Blitz Bureau
NEW DELHI: India has witnessed a phenomenal surge in mobile phone exports, which have risen 127 times in the last decade from just Rs 0.01 lakh crore in 2014-15 to Rs 2 lakh crore in 2024-25, the Parliament was informed on August 20. Officials credited this remarkable growth to the reforms and policy measures introduced under Prime Minister Narendra Modi’s ‘Make in India’ and ‘Atmanirbhar Bharat’ vision, which transformed India into a global hub for electronics manufacturing.
The production of mobile phones has jumped from Rs 0.18 lakh crore in 2014-15 to Rs 5.5 lakh crore in 2024-25 — marking a 28-fold increase, Minister of State for Electronics and Information Technology Jitin Prasada said in a written reply to a question in the Lok Sabha. During the same period, the number of mobile manufacturing units expanded from just two in 2014 to over 300 in 2025, a rise of 150 times.
As a result, India, once dependent on imports to meet nearly three-fourths of its mobile phone demand, now imports a negligible 0.02 per cent of the total units sold.
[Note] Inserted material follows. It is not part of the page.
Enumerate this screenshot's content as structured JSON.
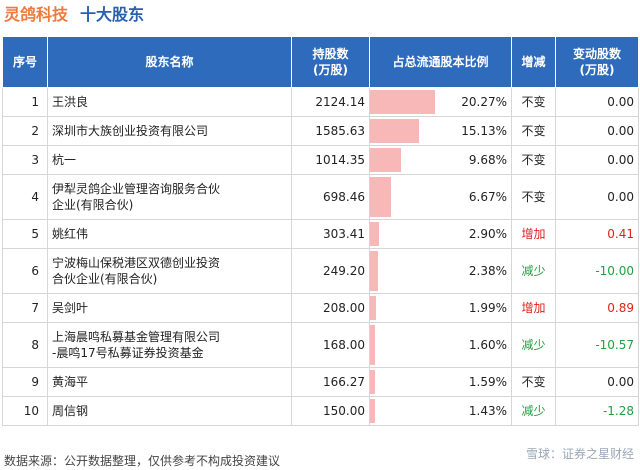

Overall electronics production has also grown six times in the last decade, from Rs 1.9 lakh crore to Rs 11.3 lakh crore, while exports of electronic goods have surged eight times to Rs 3.3 lakh crore in 2024-25.
The Government attributed this turnaround to flagship schemes like the Production Linked Incentive (PLI) for large-scale electronics and IT hardware, the Electronics Manufacturing Clusters (EMC and EMC 2.0), the Scheme for Promotion of Manufacturing of Electronic Components and Semiconductors (SPECS), and the Public Procurement (Preference to Make in India) Order 2017.